Liu, X. H., Rata, A. D., Chang, C. F., Komarek, A. C., & Tjeng, L. H. (2014). Verwey transition in Fe3O4 thin films: Influence of oxygen stoichiometry and substrate-induced microstructure. Physical Review B, 90(12): 125142, pp. 1-9. doi:10.1103/PhysRevB.90.125142.


Cite as: http://hdl.handle.net/11858/00-001M-0000-0023-F38C-F
Abstract
We have carried out a systematic experimental investigation to address the question why thin films of Fe3O4 (magnetite) generally have a very broad Verwey transition with lower transition temperatures as compared to the bulk.

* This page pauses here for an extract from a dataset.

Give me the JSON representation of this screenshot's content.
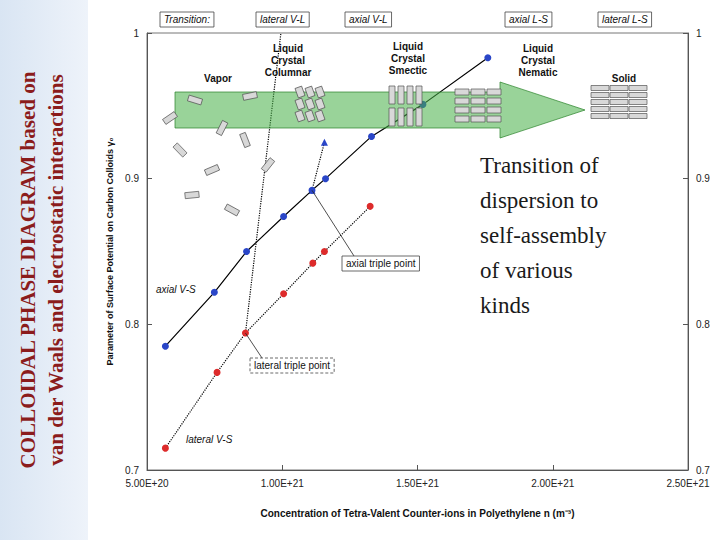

We observed using x-ray photoelectron spectroscopy, x-ray diffraction, and resistivity measurements that the Verwey transition in thin films is drastically influenced not only by the oxygen stoichiometry but especially also by the substrate-induced microstructure. In particular, we found (1) that the transition temperature, the resistivity jump, and the conductivity gap of fully stoichiometric films greatly depends on the domain size, which increases gradually with increasing film thickness, (2) that the broadness of the transition scales with the width of the domain size distribution, and (3) that the hysteresis width is affected strongly by the presence of antiphase boundaries. Films grown on MgO (001) substrates showed the highest and sharpest transitions, with a 200 nm film having a T V of 122 K, which is close to the bulk value. Films grown on substrates with large lattice constant mismatch revealed very broad transitions, and yet all films show a transition with a hysteresis behavior, indicating that the transition is still first order rather than higher order.